Psalm 66:16 – “Come and hear, all you who fear God, and I will tell what he has done for my soul.

The abundant work of God is not always external – it is more often internal.

INTERNAL ABUNDANCE

We walked away from that house fire with an abundance that could not have been given any other way. We watched how God provides for those who fear him. We watched as God used the Church to meet our needs. We watched as God restored what was lost. We watched as God taught us how quickly the things of earth can disappear in an instant. We watched as God kept our souls among the living, by giving us the most random way out of our burning house to safety. If the only abundance that came out of the fire would have been that we rebuilt the house and got all of our clothes and stuffed animals back, what a waste that would have been! We don’t live in that house, I can’t wear those clothes, and stuffed animals don’t mean much to me anymore. That lesson would have been so short-lived that it almost wasn’t worth the trouble.

But the abundance of the lessons we learned in our souls made is so that, while I wouldn’t wish a house fire on anyone, I am thankful that God gave us that gift.

TURNING IT UP TO 11

The trials and sorrows and sufferings that are attending you today are not signs that God has gone radio silent, or that he has somehow pulled back out of your story and moved on to someone else while you suffer – trials and sorrows are when God turns his voice up to 11 so you can hear him better. When life is easy and things are good, sometimes we have trouble hearing the Lord. So he turns up the amp a little through suffering.

Trials are his cruel mercy, meant to move us to a place of abundance that could not be achieved any other way.

“If I had cherished iniquity in my heart, the Lord would not have listened. But truly God has listened; he has attended to the voice of my prayer.” Psalm 66:18-19

If all you are praying for is for things to get better, God might answer those prayers physically. Go on and ask for it. But if we can view trials as the magnifying glass to what is really in our hearts, and trust that God is for us, even in suffering, the abundance we will receive from the Lord is much longer lasting than just a quick fix of our circumstances. In fact, carrying us through suffering is God’s way of proving that we belong to him!

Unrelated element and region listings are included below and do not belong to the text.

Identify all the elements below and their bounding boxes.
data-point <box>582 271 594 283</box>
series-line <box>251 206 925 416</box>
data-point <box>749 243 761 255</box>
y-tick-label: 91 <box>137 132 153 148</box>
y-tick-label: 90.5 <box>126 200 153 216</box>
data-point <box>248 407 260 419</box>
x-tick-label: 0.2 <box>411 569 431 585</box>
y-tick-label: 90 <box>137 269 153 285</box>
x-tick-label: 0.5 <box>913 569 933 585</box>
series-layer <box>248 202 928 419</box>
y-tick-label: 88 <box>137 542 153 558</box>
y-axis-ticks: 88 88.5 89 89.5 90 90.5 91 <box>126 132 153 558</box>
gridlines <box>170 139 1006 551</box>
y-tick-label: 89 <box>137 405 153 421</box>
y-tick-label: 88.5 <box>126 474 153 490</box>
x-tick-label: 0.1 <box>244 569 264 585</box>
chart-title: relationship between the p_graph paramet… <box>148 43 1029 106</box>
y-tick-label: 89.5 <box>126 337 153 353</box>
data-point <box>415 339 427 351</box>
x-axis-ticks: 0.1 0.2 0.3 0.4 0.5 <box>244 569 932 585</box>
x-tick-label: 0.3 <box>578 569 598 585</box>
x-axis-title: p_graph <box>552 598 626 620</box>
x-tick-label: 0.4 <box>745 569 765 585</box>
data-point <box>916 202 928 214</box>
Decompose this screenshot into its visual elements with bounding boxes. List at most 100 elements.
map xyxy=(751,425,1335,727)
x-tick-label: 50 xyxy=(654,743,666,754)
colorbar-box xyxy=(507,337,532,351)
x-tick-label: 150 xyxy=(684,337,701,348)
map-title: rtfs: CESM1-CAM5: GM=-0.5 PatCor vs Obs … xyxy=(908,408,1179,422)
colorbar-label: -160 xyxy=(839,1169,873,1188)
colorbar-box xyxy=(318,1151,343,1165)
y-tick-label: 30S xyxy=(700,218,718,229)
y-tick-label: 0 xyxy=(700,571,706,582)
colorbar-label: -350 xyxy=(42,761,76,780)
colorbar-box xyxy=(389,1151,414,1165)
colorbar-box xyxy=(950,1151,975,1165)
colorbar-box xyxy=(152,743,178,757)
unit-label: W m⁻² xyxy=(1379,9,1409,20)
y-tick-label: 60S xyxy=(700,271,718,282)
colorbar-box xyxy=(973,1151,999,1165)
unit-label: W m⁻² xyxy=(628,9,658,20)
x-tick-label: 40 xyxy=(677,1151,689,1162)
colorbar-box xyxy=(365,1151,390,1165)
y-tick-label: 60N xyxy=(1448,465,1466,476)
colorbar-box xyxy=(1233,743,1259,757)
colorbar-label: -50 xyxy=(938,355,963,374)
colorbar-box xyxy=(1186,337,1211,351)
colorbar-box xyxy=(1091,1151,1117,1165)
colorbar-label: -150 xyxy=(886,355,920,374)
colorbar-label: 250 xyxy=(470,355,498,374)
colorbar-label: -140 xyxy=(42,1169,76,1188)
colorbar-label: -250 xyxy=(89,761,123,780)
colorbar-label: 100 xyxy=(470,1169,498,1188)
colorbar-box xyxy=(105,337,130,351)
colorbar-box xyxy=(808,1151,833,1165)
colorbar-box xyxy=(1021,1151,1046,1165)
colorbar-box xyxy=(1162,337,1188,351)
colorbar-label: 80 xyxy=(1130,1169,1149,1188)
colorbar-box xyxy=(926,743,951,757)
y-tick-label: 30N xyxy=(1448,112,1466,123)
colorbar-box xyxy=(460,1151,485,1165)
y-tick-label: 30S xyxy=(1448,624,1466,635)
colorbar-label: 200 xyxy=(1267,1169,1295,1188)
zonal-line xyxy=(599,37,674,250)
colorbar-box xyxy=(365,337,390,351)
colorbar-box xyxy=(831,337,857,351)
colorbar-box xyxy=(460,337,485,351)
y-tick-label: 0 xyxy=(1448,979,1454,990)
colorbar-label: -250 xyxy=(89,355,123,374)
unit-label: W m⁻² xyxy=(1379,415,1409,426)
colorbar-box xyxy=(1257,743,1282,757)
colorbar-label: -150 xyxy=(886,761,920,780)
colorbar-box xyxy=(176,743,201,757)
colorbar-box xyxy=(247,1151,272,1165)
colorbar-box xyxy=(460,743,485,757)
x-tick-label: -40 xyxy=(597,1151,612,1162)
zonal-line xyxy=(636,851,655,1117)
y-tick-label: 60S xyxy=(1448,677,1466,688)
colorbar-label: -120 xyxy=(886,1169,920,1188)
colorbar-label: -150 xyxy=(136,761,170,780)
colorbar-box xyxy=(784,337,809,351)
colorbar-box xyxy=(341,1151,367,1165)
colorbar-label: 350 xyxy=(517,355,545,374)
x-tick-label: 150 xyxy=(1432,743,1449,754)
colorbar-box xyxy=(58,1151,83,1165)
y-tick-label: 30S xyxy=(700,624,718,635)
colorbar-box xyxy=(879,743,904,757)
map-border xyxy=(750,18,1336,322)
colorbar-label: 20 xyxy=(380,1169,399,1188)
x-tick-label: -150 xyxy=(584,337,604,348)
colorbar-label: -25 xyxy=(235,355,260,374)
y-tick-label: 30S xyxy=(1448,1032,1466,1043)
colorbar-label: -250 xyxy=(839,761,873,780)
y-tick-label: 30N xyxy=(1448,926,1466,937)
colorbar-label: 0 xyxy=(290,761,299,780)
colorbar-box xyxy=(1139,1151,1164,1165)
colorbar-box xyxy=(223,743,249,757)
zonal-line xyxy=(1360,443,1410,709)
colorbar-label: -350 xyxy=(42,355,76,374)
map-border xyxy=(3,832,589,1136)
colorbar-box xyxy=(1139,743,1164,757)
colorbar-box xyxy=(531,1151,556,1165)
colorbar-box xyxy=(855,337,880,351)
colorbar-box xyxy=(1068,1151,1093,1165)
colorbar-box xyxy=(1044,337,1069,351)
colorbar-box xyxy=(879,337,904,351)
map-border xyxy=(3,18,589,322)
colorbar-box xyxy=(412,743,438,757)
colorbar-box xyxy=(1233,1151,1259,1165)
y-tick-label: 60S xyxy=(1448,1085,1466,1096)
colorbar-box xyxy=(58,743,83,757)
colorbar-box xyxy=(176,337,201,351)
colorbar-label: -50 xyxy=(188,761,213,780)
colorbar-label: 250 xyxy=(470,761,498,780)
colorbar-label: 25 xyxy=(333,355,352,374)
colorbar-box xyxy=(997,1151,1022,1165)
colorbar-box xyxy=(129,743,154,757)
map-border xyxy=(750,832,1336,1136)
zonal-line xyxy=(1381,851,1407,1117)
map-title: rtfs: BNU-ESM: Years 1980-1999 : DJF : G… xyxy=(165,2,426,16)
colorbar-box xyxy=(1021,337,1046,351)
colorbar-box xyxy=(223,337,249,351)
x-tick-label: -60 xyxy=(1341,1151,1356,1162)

So when God turns the amp up to 11 in our lives, let our prayers be, “God deliver me from this situation – but search me, and know me. See if there is any offensive, idolatrous, unbelieving way in me, and show me the right way to go (Psalm 139:23,24).”

PRAYER

Lord, it’s hard for me to believe that trials are your way of showing me I am loved. But your word says it over and over, that trials are training sessions to purify me from sin. Thank you for not simply changing my circumstances to be what I want them to be. Thank you for teaching me deeper lessons in these trials than I could learn anywhere else. Help me to believe that you are good and you are for me. You’ve shown it to me in the person and work of Jesus, who underwent the worst trials, temptations, and crushing burden in human history when he took the sin of the world on his shoulders. Thank you for bringing me out into a place of abundance through his death and resurrection, and promising me my own resurrection on the other side of these trials. Help me not to cherish sin in my heart, but to repent and walk with you, knowing you will not let my feet slip. Amen.